[54]. Curious arguments are sometimes used in support of the idea of peculiarities and idiosyncrasies. A medical man informed me, one day, that he had seen a patient inhale an ounce of chloroform without any effect. I expressed my opinion that if she had taken the vapour of one drachm into her lungs within four minutes, or the vapour of a little more than half a drachm within two minutes, she would have been insensible; and that the chloroform had mostly evaporated into the room, without entering the patient’s lungs. Then, he said, it would have made all of us insensible. Now to charge the air of a moderate sized room of twenty feet square and ten feet high, uniformly with only a grain and a half of chloroform to each hundred cubic inches, so that, if all the crevices were closed, a person inside might, in course of time, absorb about eighteen minims of the medicine, and be rendered insensible, would require nearly fifteen pounds of chloroform.

[55]. The increase of effects of chloroform after the inhalation is discontinued, was pointed out by Prof. Sédillot of Strasbourg and myself almost simultaneously. I explained the circumstance in a paper read to the Westminster Medical Society, on January 8th, 1848, and M. Sédillot announced it to the Academy of Sciences of Paris, on January 10th. My remarks were published in the Medical Gazette of January 14th, and those of M. Sédillot in the Gazette Médicale of January 15th.

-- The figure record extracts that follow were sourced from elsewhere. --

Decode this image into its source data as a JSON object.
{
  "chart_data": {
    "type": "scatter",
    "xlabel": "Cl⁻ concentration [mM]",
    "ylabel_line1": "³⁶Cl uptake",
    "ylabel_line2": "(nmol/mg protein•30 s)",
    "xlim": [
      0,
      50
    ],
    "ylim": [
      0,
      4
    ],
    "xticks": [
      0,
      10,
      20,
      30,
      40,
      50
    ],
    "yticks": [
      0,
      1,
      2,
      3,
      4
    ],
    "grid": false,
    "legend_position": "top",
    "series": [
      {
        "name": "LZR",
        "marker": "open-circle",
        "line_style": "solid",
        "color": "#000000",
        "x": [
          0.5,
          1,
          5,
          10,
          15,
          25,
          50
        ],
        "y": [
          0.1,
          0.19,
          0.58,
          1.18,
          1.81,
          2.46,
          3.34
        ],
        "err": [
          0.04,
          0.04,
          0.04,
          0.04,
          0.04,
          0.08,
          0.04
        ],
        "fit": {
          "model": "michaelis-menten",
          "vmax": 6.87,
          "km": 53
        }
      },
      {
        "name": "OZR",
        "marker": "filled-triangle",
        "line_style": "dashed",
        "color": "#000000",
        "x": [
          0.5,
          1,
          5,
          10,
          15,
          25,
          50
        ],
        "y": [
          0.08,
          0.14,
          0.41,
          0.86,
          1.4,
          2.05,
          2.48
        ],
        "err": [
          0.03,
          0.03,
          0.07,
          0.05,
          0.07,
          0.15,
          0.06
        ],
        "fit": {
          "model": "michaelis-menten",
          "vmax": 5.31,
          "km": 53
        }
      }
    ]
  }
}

[56]. I have reason to conclude that the increased secretion of saliva is caused, not so much by the action of the chloroform on the mucous membrane of the mouth, and the extremities of the gland ducts, as by its action on the capillary circulation of the glands themselves; for on inhaling the vapour carefully by the nostrils, so that none enters the mouth, I still find that there is an increased secretion of saliva.

[57]. London Journal of Medicine, April 1852.

In one of the latest communications of Dr. Marshall Hall to the Lancet, he did me the honour to quote the account of the three following experiments, together with some accompanying remarks from the London Journal of Medicine, and to make the following observation respecting the pages from which he quoted.

“I have no hesitation in affirming that the first three pages of this paper are amongst the most able and valuable in physiology, and I beg to be allowed to reproduce them in the pages of the Lancet.” (Lancet, April 18th, 1857, p. 397.)

[58]. Edin. Med. and Surg. Journal, vol. lviii.

[59]. Lond. Med. Gaz., vol. xlii, p. 414.

[60]. London Journal of Medicine, April, 1852.

[61]. London Medical Gazette, vol. xlii, 1848, p. 109.